Anthony Gallagher, the claimant, was injured on April 27, 1930, while working for the Carol Construction Company in a hazardous employment. He filed a notice of election to sue a third party whose negligence he claimed had caused his injuries. A trial of this third party action was had in the Supreme Court, New York county, and upon that trial the jury rendered a verdict in favor of plaintiff for $5,000. The defendant moved to set aside the verdict as excessive and for a new trial. The court stated that in its opinion the verdict was excessive and it made an order setting aside such verdict and granting a new trial unless the plaintiff within ten days stipulated to reduce the verdict to $2,000. The plaintiff made such stipulation and a final judgment in favor of the plaintiff was entered upon such verdict as thus reduced. Claimant then made application for the difference between the amount of the recovery in the third party action and the compensation to which he was entitled under the Workmen's Compensation Law and an award has been made for such deficiency.

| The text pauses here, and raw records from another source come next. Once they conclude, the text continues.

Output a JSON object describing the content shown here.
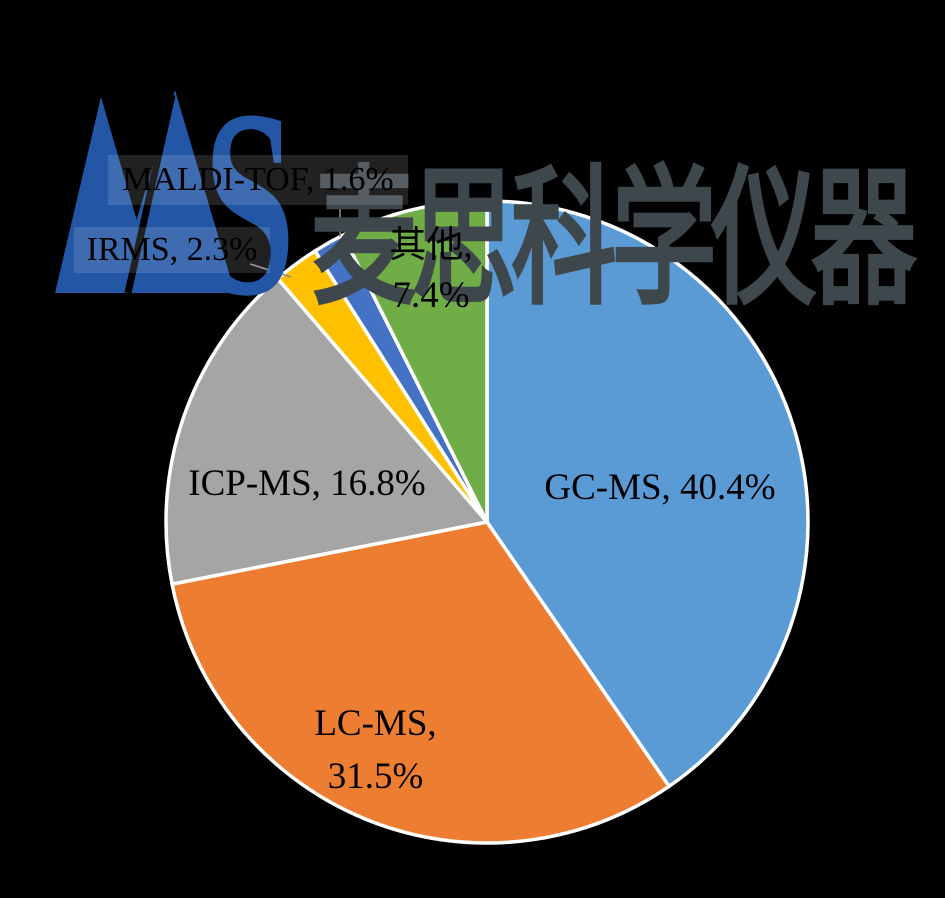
{
  "background_color": "#000000",
  "logo": {
    "monogram": "MS",
    "monogram_letter_s": "S",
    "monogram_color": "#2356A5",
    "company_name": "麦思科学仪器",
    "company_color": "#3E474C"
  },
  "chart_data": {
    "type": "pie",
    "title": "",
    "value_unit": "%",
    "direction": "clockwise",
    "start_angle_deg": 0,
    "slice_border_color": "#FFFFFF",
    "leader_line_color": "#8A8A8A",
    "label_color": "#000000",
    "slices": [
      {
        "label": "GC-MS",
        "value": 40.4,
        "color": "#5B9BD5",
        "label_lines": [
          "GC-MS, 40.4%"
        ]
      },
      {
        "label": "LC-MS",
        "value": 31.5,
        "color": "#ED7D31",
        "label_lines": [
          "LC-MS,",
          "31.5%"
        ]
      },
      {
        "label": "ICP-MS",
        "value": 16.8,
        "color": "#A5A5A5",
        "label_lines": [
          "ICP-MS, 16.8%"
        ]
      },
      {
        "label": "IRMS",
        "value": 2.3,
        "color": "#FFC000",
        "label_lines": [
          "IRMS, 2.3%"
        ]
      },
      {
        "label": "MALDI-TOF",
        "value": 1.6,
        "color": "#4472C4",
        "label_lines": [
          "MALDI-TOF, 1.6%"
        ]
      },
      {
        "label": "其他",
        "value": 7.4,
        "color": "#70AD47",
        "label_lines": [
          "其他,",
          "7.4%"
        ]
      }
    ]
  }
}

The appellants contend that when he stipulated to reduce the verdict the respondent compromised his cause of action and that because it was done without the written approval of the insurance carrier he may not recover the deficiency of compensation under section 29 of the Workmen’s Compensation Law. This section provides that a compromise of any such action by the employee *35at an amount less than the compensation provided for by the Workmen’s Compensation Law shall be made only with the written approval of the insurance carrier liable to pay the same.

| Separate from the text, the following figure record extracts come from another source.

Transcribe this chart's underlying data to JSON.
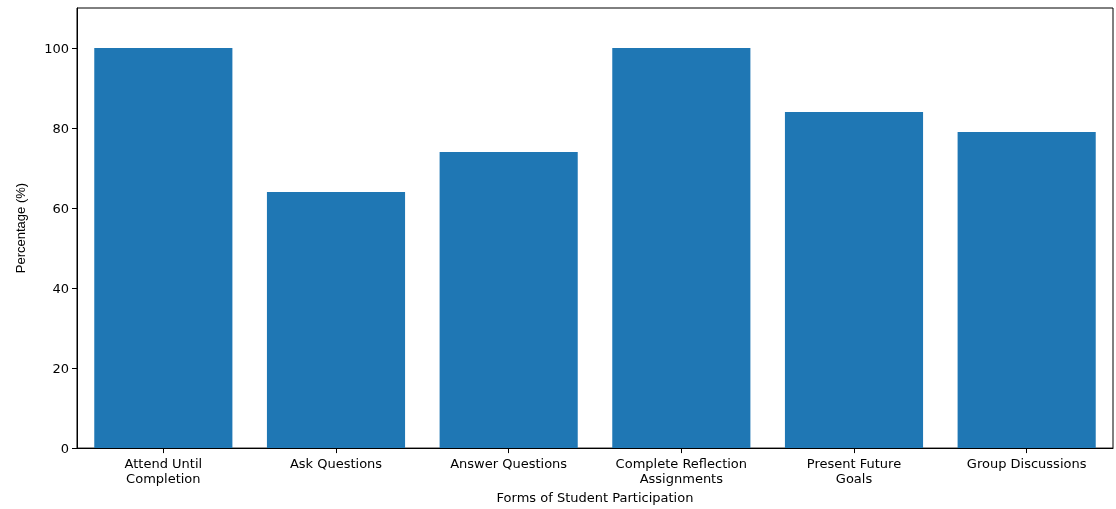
{
  "chart_data": {
    "type": "bar",
    "xlabel": "Forms of Student Participation",
    "ylabel": "Percentage (%)",
    "categories": [
      "Attend Until\nCompletion",
      "Ask Questions",
      "Answer Questions",
      "Complete Reflection\nAssignments",
      "Present Future\nGoals",
      "Group Discussions"
    ],
    "values": [
      100,
      64,
      74,
      100,
      84,
      79
    ],
    "color": "#1f77b4",
    "ylim": [
      0,
      110
    ],
    "yticks": [
      0,
      20,
      40,
      60,
      80,
      100
    ],
    "grid": false
  }
}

The ruling of the trial court fixed the maximum amount of damages which the plaintiff could recover in his third party action. It was in substance a determination that the plaintiff’s damages amounted to $2,000 and that the portion of the verdict above that amount was excessive. A final judgment was then entered upon the verdict. The plaintiff could pursue his remedy no further. A claimant who is injured because of the fault of a third party and elects to bring action against such third party is not compelled to pursue such remedy any further than to a final judgment. If the plaintiff did not stipulate to a reduction of the verdict the verdict would have been set aside and a new trial granted. This plaintiff was not compelled to undergo another trial. The verdict, as reduced, represented the full amount of his damages. He had had his day in court and obtained a final determination upon the merits for the full amount of damages recoverable. A party may make many and various stipulations during a trial which ultimately affect the amount of the recovery, and such stipulations are not compromises of the action.

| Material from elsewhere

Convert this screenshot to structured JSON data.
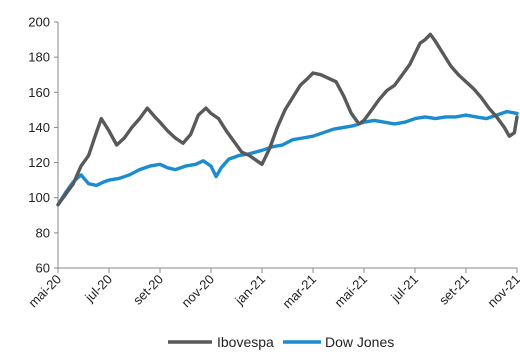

The stipulation to reduce the verdict to the proper amount was in no sense a compromise. A compromise implies an offer by one party and the acceptance by the other. It takes two persons to make a compromise. Here there was no offer by the defendant. The recovery against it was had against its will and only at the end of the Supreme Court action. It was not a voluntary payment on its part. A compromise is defined by Bouvier’s Law Dictionary (Baldwin’s ed. 1934) as an agreement between two or more persons, who, for promoting or putting an end to a lawsuit, adjust their differences by mutual consent, in the manner which they agree on, and which any one of them prefers to the hope of gaining balanced by the danger of losing.” Plaintiff’s consent to a reduction of the verdict does not come within that definition.

By their decision the majority here are in effect holding that this respondent should have refused to accept the verdict as reduced by the court and should have tried his action over again or should have obtained the written consent of the insurance carrier to the making of such stipulation. A new trial would not give him any more damages because he had already recovered all that he could actually establish. It is quite apparent that upon the trial which he did have he proved his damages, not only up to their full amount but in excess of that amount. Only the excess was eliminated from the verdict by the reduction and the full amount of plaintiff’s *36actual damages was represented by the portion of the verdict which was allowed to stand.

A liberal construction of the statute requires that this award be affirmed.

Award reversed and the claim dismissed, with costs against the Industrial Board.